Star Republic: Guide for Biologists

Data analysis --- normalization

Edited by Chang Zhu
1. Normalization is to scale data such that different arrays can be compared.

2. Usually it requires the arrays be identical (e.g., cDNA arrays with the same clones printed). Although possible, it is difficult to normalize data for arrays of different types and/or gene list.

3. The two frequently used normalization options are:

A. Unit Column Mean --- It is suggested for data in "unlog" scale. The data for each array (column) is adjusted such that the column mean is 1. This is suggested for two-channel ratio data and is also applicable to Affymetrix data.
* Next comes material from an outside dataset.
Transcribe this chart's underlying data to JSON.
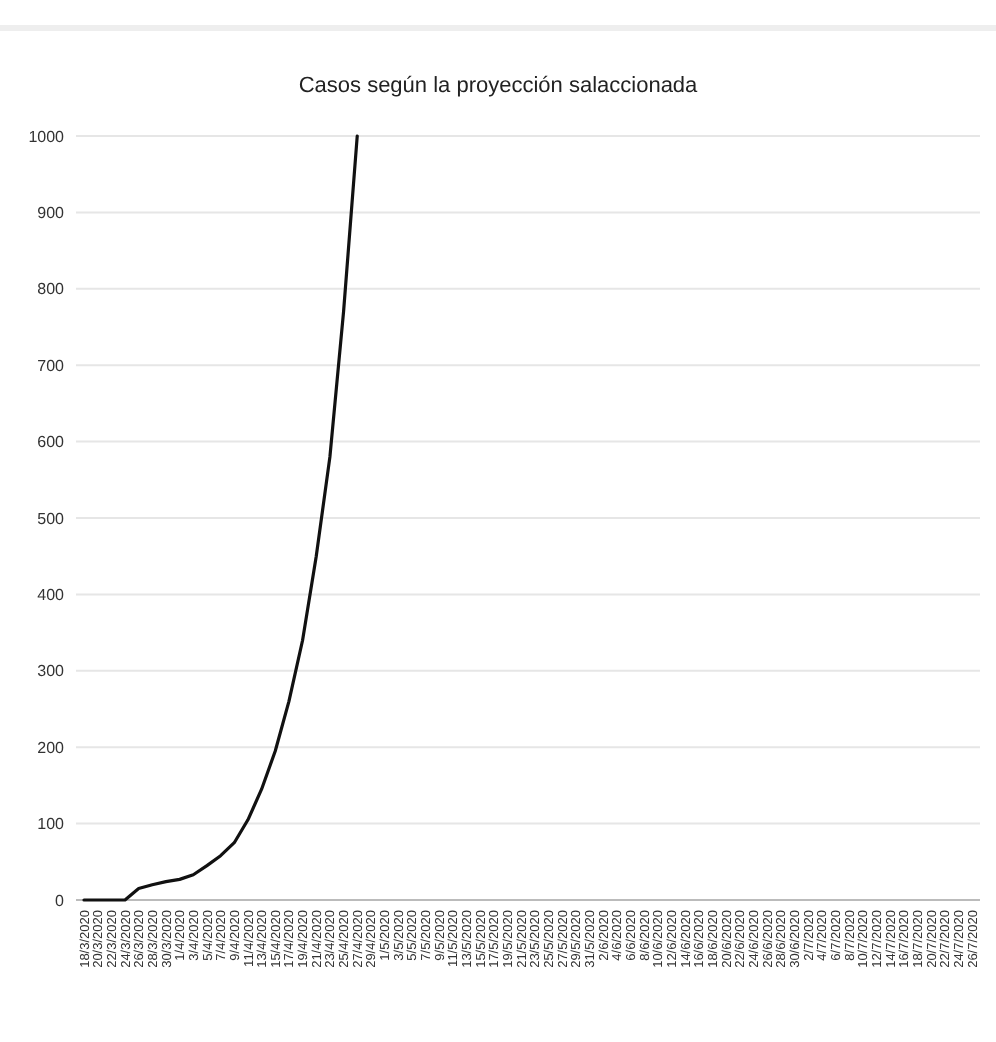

B. Zero Column Mean --- It is suggested for data (cDNA or Affy) that has been transformed to log scale. The data for each array (column) is adjusted such that the column mean is 0. Note for ratio data, log scale is the "natural" scale since the "up" and "down" will be symmetric in the log scale.

4. Normalization relies on genes whose expression don't change to align different arrays. Filtration however selects for changes across arrays. These are conflicting goals and yet intertwined. Care should be taken in the order and extent of filtration and normalization.

5. Users are cautioned not to re-normalize data after extensive filtering. For example, if you have a dataset composed of 20 normal and 20 tumor samples. If you set the filtering condition to be at least 15 samples must have a minimum 2 fold of changes compared to the row mean, the majority of genes in the resulting dataset will have either higher or lower expressions in normal compared to tumor samples. Renormalization will erase these differences.

6. The above normalization options are provided in MicroHelper.

7. For more sophisticated normalization options, consult a statistician.